W Szczecinie rozpoczyna się pierwsza w Polsce wystawa mikrosamochodów z lat 50. Te niewielkie autka palą nawet tylko 3,5 litra paliwa na 100 kilometrów. Niestety, żaden nie spełniłby dzisiejszych norm bezpieczeństwa i nie zostałby dopuszczony do ruchu.

Mikrosamochody mają silniki od motocykli lub skuterów o pojemności 200-300 centymetrów sześciennych. Niektóre z nich, przy średniej prędkości 60-70 km/h potrzebują jedynie 3,5 litra paliwa, aby przejechać 100 kilometrów.

Większość z aut przeznaczona jest jedynie dla 1-2 osób. Niektóre mają trzy koła, a wszystkie są zdecydowanie mniejsze od współczesnych samochodów. 

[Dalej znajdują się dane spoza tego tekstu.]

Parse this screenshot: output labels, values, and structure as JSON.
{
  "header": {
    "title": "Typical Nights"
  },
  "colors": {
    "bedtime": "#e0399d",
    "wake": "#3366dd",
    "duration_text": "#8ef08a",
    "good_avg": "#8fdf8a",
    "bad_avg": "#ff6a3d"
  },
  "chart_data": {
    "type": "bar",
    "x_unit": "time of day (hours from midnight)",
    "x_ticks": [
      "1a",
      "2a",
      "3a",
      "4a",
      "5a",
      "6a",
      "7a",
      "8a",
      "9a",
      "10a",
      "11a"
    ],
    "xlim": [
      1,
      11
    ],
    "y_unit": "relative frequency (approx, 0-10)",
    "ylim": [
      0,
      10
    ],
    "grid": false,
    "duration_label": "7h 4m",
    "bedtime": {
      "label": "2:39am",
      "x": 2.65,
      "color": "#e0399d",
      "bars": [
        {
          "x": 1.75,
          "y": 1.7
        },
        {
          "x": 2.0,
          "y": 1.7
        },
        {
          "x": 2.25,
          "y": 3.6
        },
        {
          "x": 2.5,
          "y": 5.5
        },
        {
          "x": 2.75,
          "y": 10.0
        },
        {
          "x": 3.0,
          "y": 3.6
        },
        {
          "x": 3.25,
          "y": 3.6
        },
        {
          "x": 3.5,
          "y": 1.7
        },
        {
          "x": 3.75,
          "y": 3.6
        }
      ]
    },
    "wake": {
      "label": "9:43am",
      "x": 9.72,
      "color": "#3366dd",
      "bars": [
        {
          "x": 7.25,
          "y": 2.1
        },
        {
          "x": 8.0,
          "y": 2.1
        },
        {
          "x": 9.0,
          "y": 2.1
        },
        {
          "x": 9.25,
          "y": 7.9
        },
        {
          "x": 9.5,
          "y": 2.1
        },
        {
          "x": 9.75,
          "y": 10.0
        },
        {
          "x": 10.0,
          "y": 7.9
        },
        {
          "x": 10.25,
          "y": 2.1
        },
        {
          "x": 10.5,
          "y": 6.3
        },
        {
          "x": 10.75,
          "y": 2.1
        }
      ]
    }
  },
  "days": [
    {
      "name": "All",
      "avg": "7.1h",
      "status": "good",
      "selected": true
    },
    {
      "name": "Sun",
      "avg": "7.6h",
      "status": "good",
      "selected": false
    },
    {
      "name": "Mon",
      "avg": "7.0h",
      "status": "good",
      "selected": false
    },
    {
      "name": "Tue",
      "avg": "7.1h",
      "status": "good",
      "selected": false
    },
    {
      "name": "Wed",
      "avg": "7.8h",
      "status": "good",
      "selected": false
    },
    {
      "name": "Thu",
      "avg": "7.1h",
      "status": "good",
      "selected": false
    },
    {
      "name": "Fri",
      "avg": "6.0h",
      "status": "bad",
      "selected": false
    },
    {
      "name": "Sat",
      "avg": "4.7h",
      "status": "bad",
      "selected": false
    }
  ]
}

Produkcją niewielkich aut zaczęła się w latach 50. w Niemczech. Po II Wojnie Światowej Niemcy nie mogli produkować samolotów. Spowodowało to, że olbrzymie hale produkcyjne stały puste. Takie firmy jak Messerschmitt, Dornier, czy Heinkel przestawiły się na produkcję niewielkich aut. Było to konieczne z powodu powojennego kryzysu paliwowego. Dodatkowo niemiecki rząd dotował produkcję niewielkich pojazdów dla inwalidów.

Niewielkie auta opłacało się też produkować Anglikom. Na Wyspach Brytyjskich powstawały niewielki trójkołowce. Właściciele samochodów z taką liczbą kół płacili za nie mniejsze podatki.

W Muzeum Techniki prezentowane są auta wypożyczone z muzeum w Berlinie i od warszawskiego kolekcjonera Wojciecha Babika. Do marca 2013 roku będzie można obejrzeć między innymi: Heinkel Kabine, Fuldamobil, Goggomobil, polski Mikrus, BMW i Velorex.